From October 1990, the Rwandan Patriotic Front (RPF) waged war against the then Rwandan government. From the North of the country southward, civilians fled RPF mass atrocities it carried throughout its seized areas “both during the course of combat […] and in the more lengthy process of establishing its control throughout the country” ( Des Forges, A. L., 1999, p. 789).
After RPF victory in July 1994, two million Rwandans, including armed elements of former government soldiers fled to surrounding countries and the estimated 1.1 million ended up in Zaire, now Democratic Republic of the Congo (DRC).
This population settled in camps, the great majority in Eastern part of Zaire and the next largest number in Tanzania, where they were nourished at the expense of the international community and Humanitarian organizations like Médecins Sans Frontières and the United Nations High Commissioner for Refugees (UNHCR).
By mid-October 1996, refugee camps in Eastern DRC were home to 527,000 and 718,000 Rwandan Hutu refugees in South-Kivu and North-Kivu respectively. The new Rwandan government repeatedly demanded international intervention to separate the refugees, many of them women and children, from the armed elements, former soldiers (ex-FAR) and militia members.
October 1996 to May 1997, Tutsi troops of the Rwanda-backed Alliance des Forces Démocratiques pour la Libération du Congo-Zaïre (AFDL) waged war in the country.
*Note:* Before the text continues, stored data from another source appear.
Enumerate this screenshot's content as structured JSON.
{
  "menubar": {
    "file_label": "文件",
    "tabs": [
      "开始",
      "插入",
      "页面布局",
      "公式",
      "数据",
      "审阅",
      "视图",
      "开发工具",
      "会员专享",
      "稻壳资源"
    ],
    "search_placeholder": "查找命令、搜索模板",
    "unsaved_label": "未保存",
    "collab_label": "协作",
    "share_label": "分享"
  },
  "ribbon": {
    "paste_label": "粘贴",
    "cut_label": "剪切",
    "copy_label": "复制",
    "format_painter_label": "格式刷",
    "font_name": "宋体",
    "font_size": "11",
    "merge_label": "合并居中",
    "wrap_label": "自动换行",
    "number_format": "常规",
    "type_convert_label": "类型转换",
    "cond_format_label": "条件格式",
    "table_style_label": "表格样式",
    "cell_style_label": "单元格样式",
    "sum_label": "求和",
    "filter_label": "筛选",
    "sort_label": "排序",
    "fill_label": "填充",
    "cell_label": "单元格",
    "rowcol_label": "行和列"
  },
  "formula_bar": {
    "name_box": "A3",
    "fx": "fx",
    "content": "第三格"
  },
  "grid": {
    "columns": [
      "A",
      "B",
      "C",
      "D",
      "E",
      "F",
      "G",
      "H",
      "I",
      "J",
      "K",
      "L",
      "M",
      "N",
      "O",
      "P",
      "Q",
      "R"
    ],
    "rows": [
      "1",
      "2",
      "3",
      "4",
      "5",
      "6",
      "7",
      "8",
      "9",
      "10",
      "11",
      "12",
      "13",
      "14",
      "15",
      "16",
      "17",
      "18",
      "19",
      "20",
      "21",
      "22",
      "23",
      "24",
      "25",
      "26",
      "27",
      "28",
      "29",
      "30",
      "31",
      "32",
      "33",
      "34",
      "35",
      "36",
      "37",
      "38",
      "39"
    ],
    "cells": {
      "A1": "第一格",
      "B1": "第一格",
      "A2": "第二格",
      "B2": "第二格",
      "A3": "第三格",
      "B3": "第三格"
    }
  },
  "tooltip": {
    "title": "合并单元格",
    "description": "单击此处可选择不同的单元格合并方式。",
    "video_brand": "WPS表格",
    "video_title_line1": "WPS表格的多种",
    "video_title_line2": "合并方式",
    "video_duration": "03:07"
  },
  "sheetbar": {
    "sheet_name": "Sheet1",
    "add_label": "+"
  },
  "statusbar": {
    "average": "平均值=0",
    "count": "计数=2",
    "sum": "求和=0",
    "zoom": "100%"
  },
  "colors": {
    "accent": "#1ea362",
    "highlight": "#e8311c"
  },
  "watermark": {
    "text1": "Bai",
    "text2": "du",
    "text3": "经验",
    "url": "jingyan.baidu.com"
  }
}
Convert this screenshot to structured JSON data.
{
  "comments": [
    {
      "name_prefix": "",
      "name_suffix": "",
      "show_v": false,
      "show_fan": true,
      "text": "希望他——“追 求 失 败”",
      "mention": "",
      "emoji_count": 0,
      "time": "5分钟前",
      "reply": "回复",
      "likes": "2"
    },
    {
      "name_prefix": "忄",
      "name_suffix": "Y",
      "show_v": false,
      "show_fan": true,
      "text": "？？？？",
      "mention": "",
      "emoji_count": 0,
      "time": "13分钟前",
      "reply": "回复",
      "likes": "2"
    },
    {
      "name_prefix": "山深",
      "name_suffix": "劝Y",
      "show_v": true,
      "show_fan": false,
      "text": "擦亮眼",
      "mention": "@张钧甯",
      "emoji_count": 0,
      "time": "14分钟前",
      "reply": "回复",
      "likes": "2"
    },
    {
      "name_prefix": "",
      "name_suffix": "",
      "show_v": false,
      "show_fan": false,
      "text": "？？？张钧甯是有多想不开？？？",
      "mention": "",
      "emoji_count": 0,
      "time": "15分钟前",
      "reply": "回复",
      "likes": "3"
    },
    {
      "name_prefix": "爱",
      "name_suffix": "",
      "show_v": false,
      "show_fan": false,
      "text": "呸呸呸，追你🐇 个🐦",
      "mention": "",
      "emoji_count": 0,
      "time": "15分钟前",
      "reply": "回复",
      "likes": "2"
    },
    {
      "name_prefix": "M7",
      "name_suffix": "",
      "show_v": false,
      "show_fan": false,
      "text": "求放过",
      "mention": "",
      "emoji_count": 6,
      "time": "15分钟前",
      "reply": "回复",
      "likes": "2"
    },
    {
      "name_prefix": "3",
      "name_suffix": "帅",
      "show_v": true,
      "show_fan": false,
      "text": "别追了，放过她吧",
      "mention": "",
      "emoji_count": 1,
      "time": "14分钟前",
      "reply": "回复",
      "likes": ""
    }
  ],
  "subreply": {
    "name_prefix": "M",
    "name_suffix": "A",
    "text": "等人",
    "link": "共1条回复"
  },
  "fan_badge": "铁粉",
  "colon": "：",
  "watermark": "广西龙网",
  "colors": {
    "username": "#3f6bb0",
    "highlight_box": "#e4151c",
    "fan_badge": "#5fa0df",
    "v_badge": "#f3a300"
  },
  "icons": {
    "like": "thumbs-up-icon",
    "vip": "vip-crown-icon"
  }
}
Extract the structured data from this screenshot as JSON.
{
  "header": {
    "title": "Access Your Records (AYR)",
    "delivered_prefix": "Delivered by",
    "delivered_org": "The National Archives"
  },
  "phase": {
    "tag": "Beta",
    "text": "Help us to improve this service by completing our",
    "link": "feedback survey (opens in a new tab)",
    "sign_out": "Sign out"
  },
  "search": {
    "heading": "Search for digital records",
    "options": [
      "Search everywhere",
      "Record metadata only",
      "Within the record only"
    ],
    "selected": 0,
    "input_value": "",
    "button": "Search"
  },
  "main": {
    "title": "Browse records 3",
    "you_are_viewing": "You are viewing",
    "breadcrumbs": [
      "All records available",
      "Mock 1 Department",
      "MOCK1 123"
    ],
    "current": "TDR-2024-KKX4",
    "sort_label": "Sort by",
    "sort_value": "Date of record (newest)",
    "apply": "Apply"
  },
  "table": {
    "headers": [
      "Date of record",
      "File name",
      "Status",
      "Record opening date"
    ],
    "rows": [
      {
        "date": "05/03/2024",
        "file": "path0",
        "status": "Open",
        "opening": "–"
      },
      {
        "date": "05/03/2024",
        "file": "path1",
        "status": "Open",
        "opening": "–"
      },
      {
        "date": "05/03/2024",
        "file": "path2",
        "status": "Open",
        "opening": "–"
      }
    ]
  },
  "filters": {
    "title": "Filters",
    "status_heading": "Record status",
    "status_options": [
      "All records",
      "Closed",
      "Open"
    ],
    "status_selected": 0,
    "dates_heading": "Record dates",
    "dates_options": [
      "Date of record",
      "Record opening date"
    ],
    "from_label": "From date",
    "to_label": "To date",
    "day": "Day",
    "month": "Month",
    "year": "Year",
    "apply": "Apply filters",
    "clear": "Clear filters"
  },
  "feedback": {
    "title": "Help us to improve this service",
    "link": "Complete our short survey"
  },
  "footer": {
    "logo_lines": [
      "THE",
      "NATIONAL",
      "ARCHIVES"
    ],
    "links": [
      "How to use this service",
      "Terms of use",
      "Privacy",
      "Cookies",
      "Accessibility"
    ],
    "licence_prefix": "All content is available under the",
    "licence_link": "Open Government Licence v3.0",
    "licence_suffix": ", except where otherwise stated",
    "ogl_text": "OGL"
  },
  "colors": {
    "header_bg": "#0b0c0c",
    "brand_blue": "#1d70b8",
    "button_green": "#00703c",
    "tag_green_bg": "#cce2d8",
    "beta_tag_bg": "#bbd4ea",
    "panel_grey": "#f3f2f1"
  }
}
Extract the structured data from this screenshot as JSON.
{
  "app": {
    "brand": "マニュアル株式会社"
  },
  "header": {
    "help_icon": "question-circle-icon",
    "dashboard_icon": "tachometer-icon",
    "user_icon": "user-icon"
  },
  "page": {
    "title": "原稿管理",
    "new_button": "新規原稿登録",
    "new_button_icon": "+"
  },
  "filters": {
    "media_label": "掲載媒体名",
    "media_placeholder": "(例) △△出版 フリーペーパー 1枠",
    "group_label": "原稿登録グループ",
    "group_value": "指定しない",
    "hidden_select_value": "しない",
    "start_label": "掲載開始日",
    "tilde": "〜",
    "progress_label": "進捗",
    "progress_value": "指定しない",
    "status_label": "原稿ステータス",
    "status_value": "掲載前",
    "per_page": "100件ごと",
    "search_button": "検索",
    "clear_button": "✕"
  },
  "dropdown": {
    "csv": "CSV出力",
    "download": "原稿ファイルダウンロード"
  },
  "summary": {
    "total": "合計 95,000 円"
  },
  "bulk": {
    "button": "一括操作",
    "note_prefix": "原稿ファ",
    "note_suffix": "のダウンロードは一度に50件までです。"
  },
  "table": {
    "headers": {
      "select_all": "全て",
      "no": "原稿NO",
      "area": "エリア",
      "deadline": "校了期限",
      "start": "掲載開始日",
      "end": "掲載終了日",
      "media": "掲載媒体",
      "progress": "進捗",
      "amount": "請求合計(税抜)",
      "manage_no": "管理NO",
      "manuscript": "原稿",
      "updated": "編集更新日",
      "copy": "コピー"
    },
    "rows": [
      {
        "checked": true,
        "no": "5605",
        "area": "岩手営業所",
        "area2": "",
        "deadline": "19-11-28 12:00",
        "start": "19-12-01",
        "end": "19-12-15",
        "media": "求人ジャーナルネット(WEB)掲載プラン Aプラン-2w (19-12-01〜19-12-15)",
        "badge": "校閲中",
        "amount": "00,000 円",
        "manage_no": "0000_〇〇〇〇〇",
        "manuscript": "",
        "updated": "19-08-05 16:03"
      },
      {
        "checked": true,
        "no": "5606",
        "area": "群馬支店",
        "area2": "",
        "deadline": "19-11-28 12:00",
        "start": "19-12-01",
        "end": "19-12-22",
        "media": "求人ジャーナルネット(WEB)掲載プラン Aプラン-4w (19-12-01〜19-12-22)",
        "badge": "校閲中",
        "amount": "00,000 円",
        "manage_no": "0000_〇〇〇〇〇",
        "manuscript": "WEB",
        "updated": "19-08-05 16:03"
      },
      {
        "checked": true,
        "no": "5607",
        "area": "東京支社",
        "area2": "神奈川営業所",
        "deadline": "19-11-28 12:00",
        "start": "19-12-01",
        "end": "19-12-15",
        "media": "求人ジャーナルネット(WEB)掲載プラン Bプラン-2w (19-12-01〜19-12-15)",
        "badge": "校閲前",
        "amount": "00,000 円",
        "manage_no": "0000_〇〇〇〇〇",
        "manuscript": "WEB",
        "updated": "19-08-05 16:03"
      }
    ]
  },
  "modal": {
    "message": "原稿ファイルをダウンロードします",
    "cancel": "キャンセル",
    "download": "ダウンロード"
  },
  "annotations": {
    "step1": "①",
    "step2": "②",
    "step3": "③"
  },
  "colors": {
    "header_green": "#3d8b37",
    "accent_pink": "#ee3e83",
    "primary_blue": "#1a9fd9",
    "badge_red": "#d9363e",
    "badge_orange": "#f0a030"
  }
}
Elements of the AFDL and, more so, of the Rwandan Patriotic Army (RPA) systematically shelled numerous camps and committed massacres with light weapons. These early attacks cost the lives of an estimated 6,800-8,000 refugees and forced the repatriation of 500,000 – 700,000 refugees back to Rwanda. (Ezimet, 2000).
In Rwanda: Refugees who were returned to Rwanda faced killings in their villages, sharing similar fate with those who remained in the country since October 1990 where “large-scale indiscriminate killings of men, women, children, including the sick and elderly, were consistently reported”, for example in “significant areas of Butare Prefecture, Kibungo Prefecture, and the southern and eastern areas of Kigali Prefecture have been […] the scene of systematic and sustained killing and persecution of the civilian Hutu populations by the [Rwandan Patriotic Army]. These activities are reported to have begun, […] immediately following the expulsion from each area of former Government military, militia and surrogate forces” (Gersony, 1994).
On the hills of Rwanda, the RPF massacred Hutus in batches of tens, hundreds and sometimes thousands, “injecting syringes of kerosene into ears. Smothering people with plastic bags. Choking with ropes and cords. Impaling women and girls with tools. Using agafuni—the RPF’s war hammer—to crack skulls and spill brain matter out like porridge. Burying people alive. Shooting women and children in the back. Forcing victims to dig their own graves. The methods are intimate, sadistic.” (Rever, 2018 )
In DRC: Refugees who survived early attacks of AFDL in eastern Zaire but did not return to Rwanda, fled westward into more remote areas of Zaire and the AFDL units hunted them down and attacked their makeshift camps, killing tens of thousands more (Reyntjens, 2009). Hundreds of thousands of Rwandan, Congolese and Burundian Hutu men, women and children were indiscriminately massacred in their villages and refugee camps. Survivors continued to be hunted down while fleeing across the vast territory of Democratic Republic of Congo and the attacks and killings continued to intensify as refugees moved as far as 1,800 km away (Leaning, et al., 1996), (Amnesty International, 1997).
The report of the United Nations Joint Commission reported 134 sites in DRC where such atrocities were committed. On 8 July 1997, the acting UN High Commissioner for Human Rights stated that ‘about 200,000 Hutu refugees could well have been massacred’. These attacks against the Hutus were of systematic, methodological and premeditated nature.